(A very vivid dream, but a dream nonetheless. Dalton said it was 'just a dream' which reduced it to manageable for me. If it's only a dream I can control it. Right? What do you mean, no?)
It took him forever and a day to open my hands. In one was a broken lock, the inside of the tiny door handle, the mechanisms that failed. In the other was everything else, the air removed, sealed into a tiny package. I can add water later and it will grow back to normal. It took even longer for me to open my eyes, I had squeezed them shut tight against the lies and promises, against the epic block of time I would never get back again. Life is over before it's even begun, that's what this sign says, while the one up ahead says Hell: Next Exit.
We get off here, sweetheart.
He smiled when he said it, arm resting on the door sill, aviators in place, hair ruffling in the breeze.
I didn't even want to come here. I sit back and cross my arms. It's a momentary lapse, this outward petulance. I resume the vacant stare out the window. I've been subsisting on panic and silence. Neither contains enough fuel to see me through. I know the platitudes involve things like keeping my strength up and looking after myself but somehow that just happens and I'll have nothing to do with it. I can stand here on the side of the road and watch as I drive past and wave only I don't know where I'm going. I don't know what the directions mean or what hell even looks like. This is not the roadtrip I planned. This is not the life I lead. This was not how things are supposed to be.
Pull over, I tell him. It's not a request, it's an order so he does when he sees the panic in my eyes and I rush out the door, almost tripping in the dry tall grass on the shoulder and I bend over, automatically pulling my hair back with one hand. He comes around and puts his hands on my shoulders and I wait for the retching but it doesn't come. Why is my head spinning? My stomach is empty and he knows that so he yanks me back up to face him.
You lied, Bridget.
I nod. I'm not going to verbalize anything. I no longer care. I'm the passenger. This is not my trip.
Why did you lie?
Silence again. What am I supposed to tell him, that I thought I could pull it off?
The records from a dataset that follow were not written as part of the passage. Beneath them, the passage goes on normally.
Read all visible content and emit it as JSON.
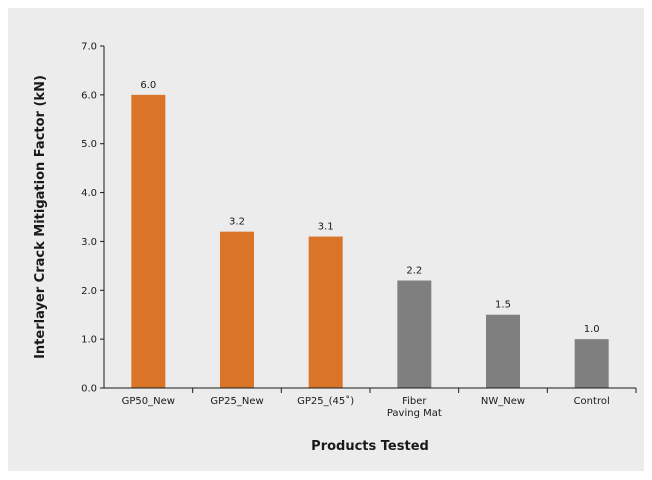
{
  "chart_data": {
    "type": "bar",
    "title": "",
    "xlabel": "Products Tested",
    "ylabel": "Interlayer Crack Mitigation Factor (kN)",
    "ylim": [
      0,
      7
    ],
    "yticks": [
      "0.0",
      "1.0",
      "2.0",
      "3.0",
      "4.0",
      "5.0",
      "6.0",
      "7.0"
    ],
    "grid": false,
    "categories": [
      [
        "GP50_New"
      ],
      [
        "GP25_New"
      ],
      [
        "GP25_(45˚)"
      ],
      [
        "Fiber",
        "Paving Mat"
      ],
      [
        "NW_New"
      ],
      [
        "Control"
      ]
    ],
    "values": [
      6.0,
      3.2,
      3.1,
      2.2,
      1.5,
      1.0
    ],
    "value_labels": [
      "6.0",
      "3.2",
      "3.1",
      "2.2",
      "1.5",
      "1.0"
    ],
    "bar_colors": [
      "#d97428",
      "#d97428",
      "#d97428",
      "#7f7f7f",
      "#7f7f7f",
      "#7f7f7f"
    ]
  }
}
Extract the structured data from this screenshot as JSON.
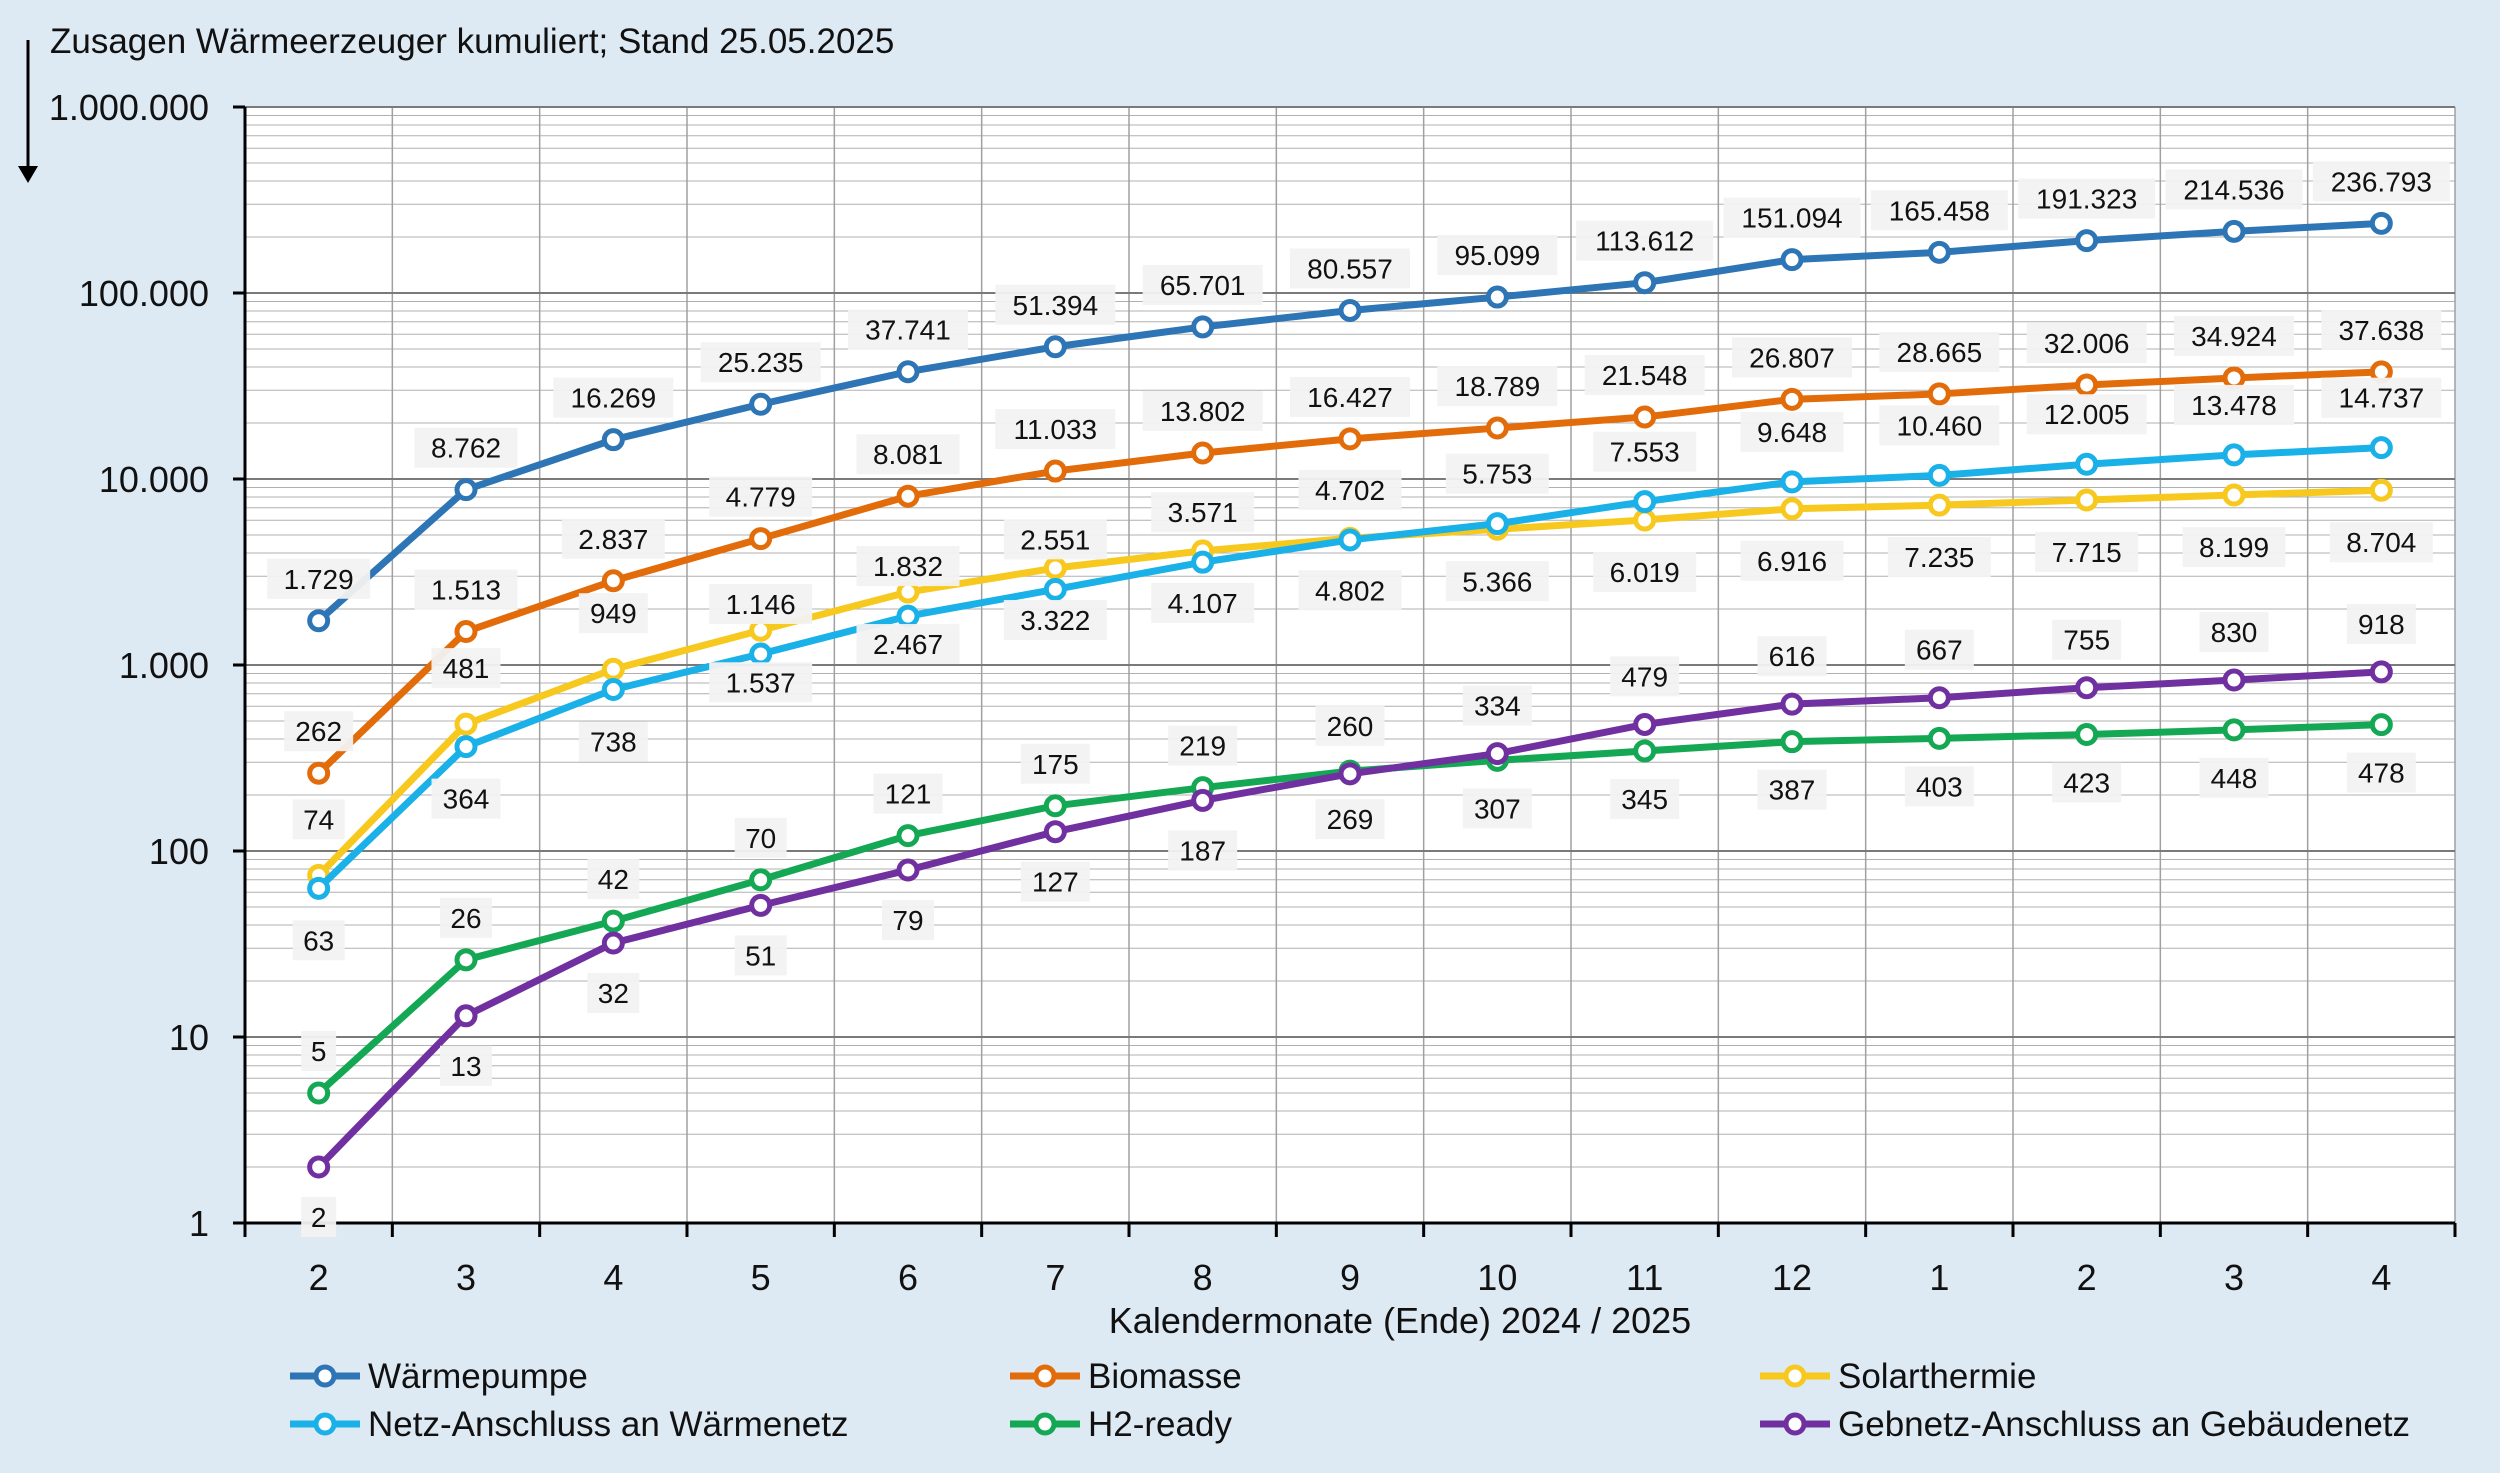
{
  "chart_data": {
    "type": "line",
    "title": "Zusagen Wärmeerzeuger kumuliert; Stand  25.05.2025",
    "xlabel": "Kalendermonate (Ende) 2024 / 2025",
    "ylabel": "",
    "yscale": "log",
    "ylim": [
      1,
      1000000
    ],
    "grid": true,
    "legend_position": "bottom",
    "categories": [
      "2",
      "3",
      "4",
      "5",
      "6",
      "7",
      "8",
      "9",
      "10",
      "11",
      "12",
      "1",
      "2",
      "3",
      "4"
    ],
    "y_tick_labels": [
      "1",
      "10",
      "100",
      "1.000",
      "10.000",
      "100.000",
      "1.000.000"
    ],
    "series": [
      {
        "name": "Wärmepumpe",
        "color": "#2e75b6",
        "values": [
          1729,
          8762,
          16269,
          25235,
          37741,
          51394,
          65701,
          80557,
          95099,
          113612,
          151094,
          165458,
          191323,
          214536,
          236793
        ],
        "labels": [
          "1.729",
          "8.762",
          "16.269",
          "25.235",
          "37.741",
          "51.394",
          "65.701",
          "80.557",
          "95.099",
          "113.612",
          "151.094",
          "165.458",
          "191.323",
          "214.536",
          "236.793"
        ]
      },
      {
        "name": "Biomasse",
        "color": "#e36c0a",
        "values": [
          262,
          1513,
          2837,
          4779,
          8081,
          11033,
          13802,
          16427,
          18789,
          21548,
          26807,
          28665,
          32006,
          34924,
          37638
        ],
        "labels": [
          "262",
          "1.513",
          "2.837",
          "4.779",
          "8.081",
          "11.033",
          "13.802",
          "16.427",
          "18.789",
          "21.548",
          "26.807",
          "28.665",
          "32.006",
          "34.924",
          "37.638"
        ]
      },
      {
        "name": "Solarthermie",
        "color": "#f7c81e",
        "values": [
          74,
          481,
          949,
          1537,
          2467,
          3322,
          4107,
          4802,
          5366,
          6019,
          6916,
          7235,
          7715,
          8199,
          8704
        ],
        "labels": [
          "74",
          "481",
          "949",
          "1.537",
          "2.467",
          "3.322",
          "4.107",
          "4.802",
          "5.366",
          "6.019",
          "6.916",
          "7.235",
          "7.715",
          "8.199",
          "8.704"
        ]
      },
      {
        "name": "Netz-Anschluss an Wärmenetz",
        "color": "#1ab0e8",
        "values": [
          63,
          364,
          738,
          1146,
          1832,
          2551,
          3571,
          4702,
          5753,
          7553,
          9648,
          10460,
          12005,
          13478,
          14737
        ],
        "labels": [
          "63",
          "364",
          "738",
          "1.146",
          "1.832",
          "2.551",
          "3.571",
          "4.702",
          "5.753",
          "7.553",
          "9.648",
          "10.460",
          "12.005",
          "13.478",
          "14.737"
        ]
      },
      {
        "name": "H2-ready",
        "color": "#15a854",
        "values": [
          5,
          26,
          42,
          70,
          121,
          175,
          219,
          269,
          307,
          345,
          387,
          403,
          423,
          448,
          478
        ],
        "labels": [
          "5",
          "26",
          "42",
          "70",
          "121",
          "175",
          "219",
          "269",
          "307",
          "345",
          "387",
          "403",
          "423",
          "448",
          "478"
        ]
      },
      {
        "name": "Gebnetz-Anschluss an Gebäudenetz",
        "color": "#7030a0",
        "values": [
          2,
          13,
          32,
          51,
          79,
          127,
          187,
          260,
          334,
          479,
          616,
          667,
          755,
          830,
          918
        ],
        "labels": [
          "2",
          "13",
          "32",
          "51",
          "79",
          "127",
          "187",
          "260",
          "334",
          "479",
          "616",
          "667",
          "755",
          "830",
          "918"
        ]
      }
    ]
  }
}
That I thought I could eat the cake, that I thought everything would work out, that I like to torture myself because I've never felt worthy of any more than that? Fuck him. He doesn't deserve an answer any more than I deserve to know the reason I'm here in the first place. A few words on a page and complete and total invisibility besides.
He forces me back into the car, buckling the seatbelt around me, frowning at my obsolescence.
This is not a reason, it's a minimum at best, a tangent. A will to persevere in spite of nothing. Some will say it wasn't for nothing but that's a lie too and I see right through it. We drive through it and it spreads and dissipates onto the wind.
He takes the turn too fast but nothing happens. The car drives like it's on a rail. He smiles.
Almost home, Bridget. Then we can rest.
I've been here before. It hasn't changed a bit. It's exactly like I remember it and at the same time I have no memory of this at all.
This isn't my home.
Everyone feels like that at first. Just give it ti-
We need to turn around! I shout it and scare myself but Caleb just smiles.
Give it time, beautiful. All of this belongs to you now.